The Bloomsbury Literary Studies blog presents: a production on Manuel Portela’s Literary Simulation and the Digital Humanities in three parts. Episode 2, Episode 3
Difficult and Theoretical Author (A)
Curious and Distracted Reader (R)
Episode 1: This Book is for You
And I offer you this book because I know it is beautiful and useless.
—Fernando Pessoa, Book of Disquiet, “Perystile,” c. 1913, translated by Richard Zenith.
[SYNOPSIS: Reader meets author and asks him about his new book. Author tries to win the attention of reader with the usual tricks.]
R (Curious and Distracted Reader) – What book is this?
A (Difficult and Theoretical Author) – Who is asking?
R – I am. Over here! A curious and distracted reader.
A – Curious and distracted?
R – Yes, curious because everything seems to interest me. Distracted because, well… because I skip, digress, postpone, interrupt… There are too many books, too many web pages. We are all distraught by distraction. Our attention spans have serious limitations.
A – Then this book is for you.
R – That’s what every author says!
A – I’m serious. It is a book for the curious and distracted.
R – Why?
A – Because it is a book about a digital archive about a book.
R – The usual self-conscious, self-reflexive, self-referential mise en abyme…
A – To some extent. But it is also a miroir déformant.
R – What?
A – A distorting mirror.
R – Distorting? Are you referring to the distortion created by the transposition across media?
A – Exactly. Brilliant! I had a feeling I could count on you.
R – On me?
A – Yes, count on you both as a curious and a distracted reader.
R – I understand that you count on the curious… but on the distracted?
A – Let’s go back to the idea of a distorting mirror. This book describes the digital modeling of another book.
R – A sort of media mirror?
A – Yes, but one with very specific properties. The digital medium works as a critical interruption of the form and experience of the printed book. It shows how it is not possible to mirror it in the new medium except as an epistemic illusion.

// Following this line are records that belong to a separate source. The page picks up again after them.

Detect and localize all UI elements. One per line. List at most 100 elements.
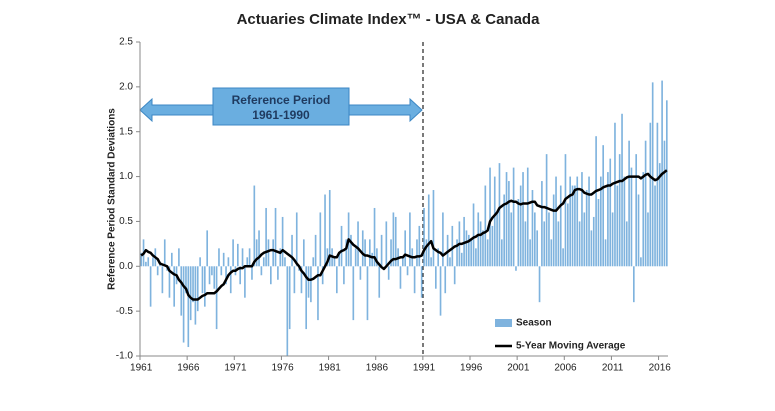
bar [640,257,642,266]
bar [548,212,550,266]
bar [407,266,409,275]
bar [418,226,420,266]
bar [284,257,286,266]
bar [209,266,211,284]
bar [461,253,463,266]
bar [631,168,633,267]
y-tick-label: 0.0 [119,261,133,272]
bar [492,226,494,266]
bar [355,248,357,266]
bar [216,266,218,329]
bar [513,168,515,267]
bar [385,221,387,266]
bar [647,212,649,266]
bar [324,195,326,267]
legend-swatch [495,319,512,327]
bar [251,266,253,279]
bar [402,257,404,266]
bar [645,141,647,267]
bar [496,212,498,266]
bar [593,217,595,266]
bar [341,226,343,266]
bar [426,239,428,266]
bar [591,230,593,266]
x-tick-label: 1981 [319,363,342,374]
bar [173,266,175,306]
bar [400,266,402,288]
bar [147,257,149,266]
bar [649,123,651,267]
bar [312,257,314,266]
bar [352,266,354,320]
bar [520,186,522,267]
bar [579,221,581,266]
bar [204,266,206,306]
bar [626,221,628,266]
bar [157,266,159,275]
bar [246,257,248,266]
bar [466,230,468,266]
bar [232,239,234,266]
bar [550,239,552,266]
bar [202,266,204,293]
bar [484,186,486,267]
bar [541,181,543,266]
bar [586,190,588,266]
bar [362,230,364,266]
legend-label: Season [516,318,552,329]
bar [527,168,529,267]
bar [449,257,451,266]
bar [560,186,562,267]
bar [381,235,383,266]
bar [275,208,277,266]
bar [315,235,317,266]
bar [534,212,536,266]
bar [291,235,293,266]
bar [451,226,453,266]
bar [506,172,508,266]
bar [654,186,656,267]
bar [369,239,371,266]
bar [230,266,232,293]
x-tick-label: 1966 [177,363,200,374]
bar [598,199,600,266]
bar [525,221,527,266]
y-tick-label: 2.0 [119,81,133,92]
bar [624,177,626,267]
bar [286,266,288,356]
bar [265,208,267,266]
bar [517,199,519,266]
bar [543,221,545,266]
bar [440,266,442,315]
bar [308,266,310,297]
bar [456,239,458,266]
bar [565,154,567,266]
bar [296,212,298,266]
bar [303,239,305,266]
bar [539,266,541,302]
bar [367,266,369,320]
bar [612,212,614,266]
bar [249,248,251,266]
bar [635,154,637,266]
x-tick-label: 1961 [130,363,153,374]
bar [473,203,475,266]
bar [263,257,265,266]
bar [388,266,390,279]
y-tick-label: -1.0 [116,351,134,362]
bar [652,82,654,266]
bar [421,266,423,297]
legend-label: 5-Year Moving Average [516,341,626,352]
bar [343,266,345,284]
bar [487,239,489,266]
bar [567,203,569,266]
y-tick-label: -0.5 [116,306,134,317]
bar [614,123,616,267]
x-tick-label: 2016 [649,363,672,374]
bar [621,114,623,267]
bar [562,248,564,266]
bar [145,262,147,266]
bar [501,239,503,266]
bar [609,159,611,267]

R – Critical interruption? Epistemic illusion? I suppose you really want to distract me…
A – Let’s assume that the distraction would be an effect of the interruption of one medium by another. It is as if we were forced to look again at our literary practices with a new perspective. A textual and material reframing.
R – I see what you mean.
A – I will put it another way: the digital medium can be used to ask new questions about the nature of literary communication. For example, have you ever asked yourself what is a literary experience?
R – If it is an experience, I think it is something that we should enjoy, rather than something to write about. I enjoy my experiences. So is your book about that?
A – You can say it is, up to a point. About the enjoyment, and about the conditions for that experience. It’s about literary actions.